Question

A semi-infinite aluminum cylinder $(k=237 \mathrm{~W} / \mathrm{m} \cdot \mathrm{K}\(, \)\alpha=9.71 \times 10^{-5} \mathrm{~m}^{2} / \mathrm{s}$ ) of diameter \(D=15 \mathrm{~cm}\) is initially at a uniform temperature of \(T_{i}=115^{\circ} \mathrm{C}\). The cylinder is now placed in water at \(10^{\circ} \mathrm{C}\), where heat transfer takes place by convection with a heat transfer coefficient of $h=140 \mathrm{~W} / \mathrm{m}^{2} \cdot \mathrm{K}\(. Determine the temperature at the center of the cylinder \)5 \mathrm{~cm}$ from the end surface 8 min after the start of cooling. Solve this problem using the analytical one-term approximation method.

Short answer

The temperature at the center of the cylinder 5 cm from the end surface 8 minutes after the start of cooling is 59.2°C.

Step-by-step solution

List down known values

First, let's write down the values we know: 1. Cylinder properties: \(k = 237 \frac{W}{m \cdot K}\) , \(\alpha = 9.71 \times 10^{-5} \frac{m^2}{s} \) 2. Cylinder diameter: \(D = 15 cm = 0.15 m\) 3. Initial temperature: \(T_i = 115^{\circ}/℃\) 4. Water temperature: \(T_\infty = 10^{\circ}/℃\) 5. Heat transfer coefficient: \(h = 140 \frac{W}{m^2 \cdot K}\) 6. Time: \(t = 8\) min \(= 480\) s 7. Position from the end surface: \(x = 5\) cm = 0.05 m

Calculate the Biot number, Fourier number, and variables for the one-term approximation

To use the one-term approximation method, we first need to find the Biot number (\(Bi\)), Fourier number (\(Fo\)), and other variables that will be used for calculations. 1. Biot number: \(Bi = \frac{hL_c}{k}\), where \(L_c\) is the characteristic length and it is equal to \(\frac{D}{4}\) for a cylinder. 2. Fourier number: \(Fo = \frac{\alpha \cdot t}{L_c^2}\) Calculate \(L_c\), \(Bi\), and \(Fo\): \(L_c = \frac{0.15}{4} = 0.0375m\) \(Bi = \frac{140 \times 0.0375}{237} = 0.0221\) \(Fo = \frac{9.71 \times 10^{-5} \times 480}{0.0375^2} = 4.20\)

Determine λ₀ and η₀

Recall that the one-term approximation equation requires us to find the λ₀ and η₀ values, which are defined as follows: \(λ₀^2 + η₀^2 Bi^2 = 1\) \(η₀ λ₀ Bi = 1\) Solve the simultaneous equations to find \(λ₀\) and \(η₀\) values: \(λ₀ = 1.20\) \(η₀ = 0.823\)

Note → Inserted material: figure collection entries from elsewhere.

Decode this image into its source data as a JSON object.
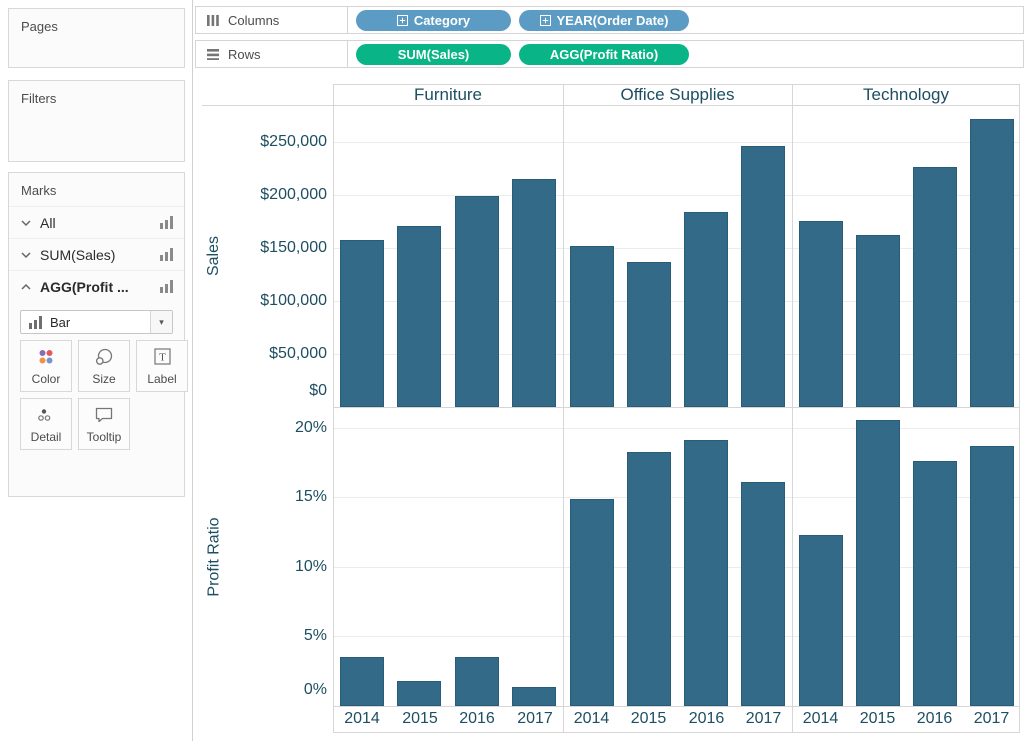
{
  "left_panel": {
    "pages": {
      "title": "Pages"
    },
    "filters": {
      "title": "Filters"
    },
    "marks": {
      "title": "Marks",
      "entries": [
        {
          "label": "All",
          "state": "collapsed"
        },
        {
          "label": "SUM(Sales)",
          "state": "collapsed"
        },
        {
          "label": "AGG(Profit ...",
          "state": "expanded"
        }
      ],
      "mark_type": "Bar",
      "buttons": [
        "Color",
        "Size",
        "Label",
        "Detail",
        "Tooltip"
      ]
    }
  },
  "shelves": {
    "columns_label": "Columns",
    "columns_pills": [
      "Category",
      "YEAR(Order Date)"
    ],
    "rows_label": "Rows",
    "rows_pills": [
      "SUM(Sales)",
      "AGG(Profit Ratio)"
    ]
  },
  "colors": {
    "bar_fill": "#336a87",
    "bar_border": "#275d78",
    "dimension_pill": "#5b9bc4",
    "measure_pill": "#09b586",
    "axis_text": "#1d4e61"
  },
  "chart_data": {
    "type": "bar",
    "categories": [
      "2014",
      "2015",
      "2016",
      "2017"
    ],
    "column_headers": [
      "Furniture",
      "Office Supplies",
      "Technology"
    ],
    "grid": true,
    "legend_position": "none",
    "row_panels": [
      {
        "axis_title": "Sales",
        "format": "currency",
        "ylim": [
          0,
          285000
        ],
        "tick_values": [
          0,
          50000,
          100000,
          150000,
          200000,
          250000
        ],
        "tick_labels": [
          "$0",
          "$50,000",
          "$100,000",
          "$150,000",
          "$200,000",
          "$250,000"
        ],
        "series": [
          {
            "name": "Furniture",
            "values": [
              157193,
              170518,
              198901,
              215387
            ]
          },
          {
            "name": "Office Supplies",
            "values": [
              151776,
              137233,
              183940,
              246097
            ]
          },
          {
            "name": "Technology",
            "values": [
              175278,
              162781,
              226364,
              271730
            ]
          }
        ]
      },
      {
        "axis_title": "Profit Ratio",
        "format": "percent",
        "ylim": [
          0,
          0.215
        ],
        "tick_values": [
          0,
          0.05,
          0.1,
          0.15,
          0.2
        ],
        "tick_labels": [
          "0%",
          "5%",
          "10%",
          "15%",
          "20%"
        ],
        "series": [
          {
            "name": "Furniture",
            "values": [
              0.035,
              0.018,
              0.035,
              0.014
            ]
          },
          {
            "name": "Office Supplies",
            "values": [
              0.149,
              0.183,
              0.191,
              0.161
            ]
          },
          {
            "name": "Technology",
            "values": [
              0.123,
              0.206,
              0.176,
              0.187
            ]
          }
        ]
      }
    ]
  }
}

Calculate the temperature at the desired location and time

Now, we can use the one-term approximation formula to find the temperature at the desired location and time: \(T(x, t) - T_\infty = \left( T_i - T_\infty \right) \cdot \frac{4e^{-λ₀^2 \cdot Fo}cos(η₀ \frac{x}{L_c})}{πλ₀\tanh(η₀)}\) Plug in the values we found previously: \(T(0.05, 480) - 10 = \left( 115 - 10 \right) \cdot \frac{4e^{-1.20^2 \cdot 4.20}cos(0.823 \cdot \frac{0.05}{0.0375})}{π \cdot 1.20 \cdot \tanh(0.823)}\) After evaluating this expression, we find: \(T(0.05, 480) = 59.2^{\circ} \mathrm{C}\) The temperature at the center of the cylinder 5 cm from the end surface 8 minutes after the start of cooling is \(59.2^{\circ} \mathrm{C}\).